Credit: Google Image Search.

Credit: Google Image Search.

The first people we are around (usually) are our parents, siblings, and close friends and it is those interactions that are the basis of who we are and what we believe.  I don’t remember much before the age of four and a half, but then psychology teaches that none of us retain much before then.  It is only when we have had a traumatic experience of some kind that something will linger with us for years.

In my case, my mother left my younger brother Frank and me with her older sister Geneva, while she went to the hospital for the birth of our brother Ron.  After she came home, we continued to stay at Aunt Geneva’s for another two weeks until my mother felt well enough to take on all three of us (a far cry from today, where a woman delivers her baby one day and goes home the next).

We were there for the month of June – when most of our thunderstorms begin.  Mom and Aunt Geneva’s brother Harold got hit by lightning (and lived to tell about it), but it left a raging fear of thunder and lightning in Geneva.  So, whenever a storm arose, Aunt Geneva would unplug everything, pull down the dark green shades and put Frank and me to bed.  She pulled the covers over our heads and told us to stay there until the storm was over.  Then…… she got in a tiny closet and remained there until the storm was gone.

The minute the covers were over Frank’s head, he went immediately to sleep and, therefore, never remembered there was a storm, let alone become afraid of it. I, however, never went to sleep.  I could hear the rain beating on the tin roof, the thunder rumbling and getting louder and louder, and the lightning lighting up the outdoors despite the pulled shades.  I guess, in my young mind, I figured if Aunt Geneva who was an adult was afraid of storms, I should be too.  And I was.  The older I got, the more my fear grew.

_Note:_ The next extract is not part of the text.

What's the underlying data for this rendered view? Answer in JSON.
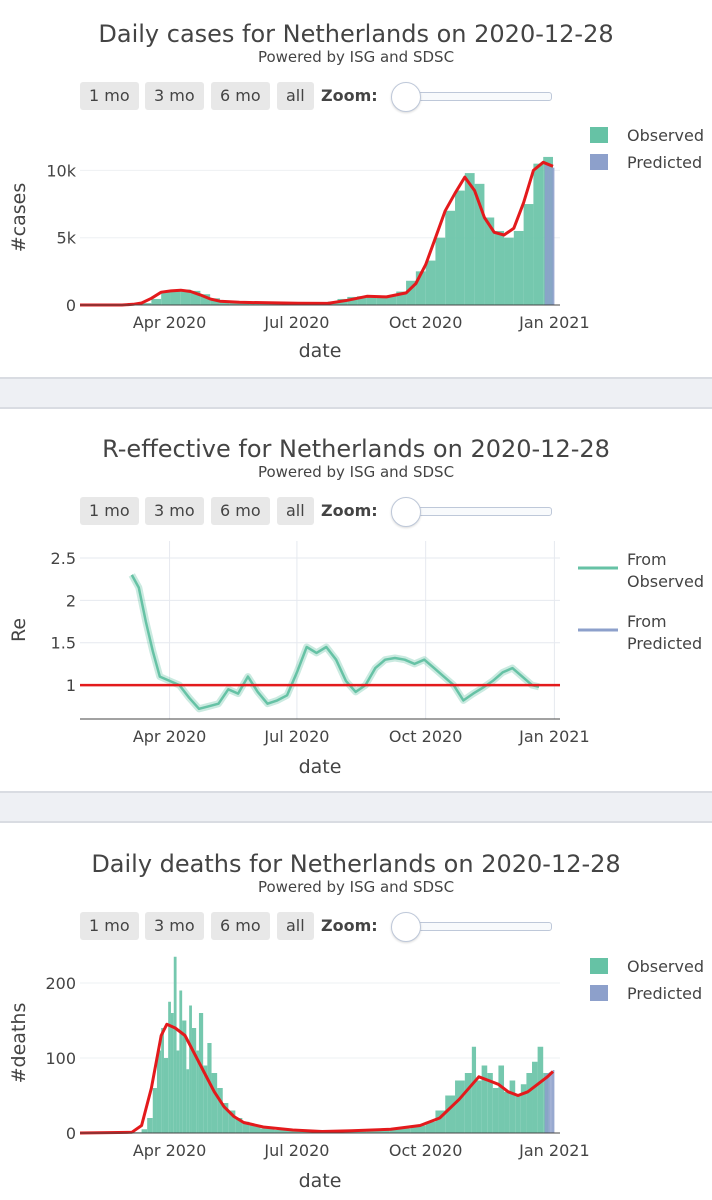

I was terrified to be away from home when a storm came up, particularly if I were driving.  I would clutch the steering wheel until my knuckles turned white.  The thunder was bad, but add the lightning and I was a basketcase.  I used to pray my way home, “Dear Lord, get me home safely, don’t let me have an accident, please be with me.”

The more I read the Bible and studied, the more I learned that God loved us.  My mother used to tell us to think of thunder as angels in heaven bowling and that helped.  I used this same illustration with my son Brian and I have used it in my book GOD IS IN THE RAIN.

Credit: Google Image Search.

Credit: Google Image Search.

When I was studying Moses, I remember him telling God that he would like to see him face to face.  God told him that would not be possible, but for him to stand in the cleft of a rock and Moses could watch Him as He went past.  God’s glory was so great that when Moses came down off the mountain his face shown with God’s glory.  I was on my way home one evening when a storm came up.  In this case, I saw lightning in the distance and it came to me – that is only a glimpse of God’s glory.  When I began to think about lightning that way, my fear gave way to admiration.

I hope that as children learn about weather, they learn to respect the power of storms and lightning.  They learn what to do and what not to do and how to stay safe.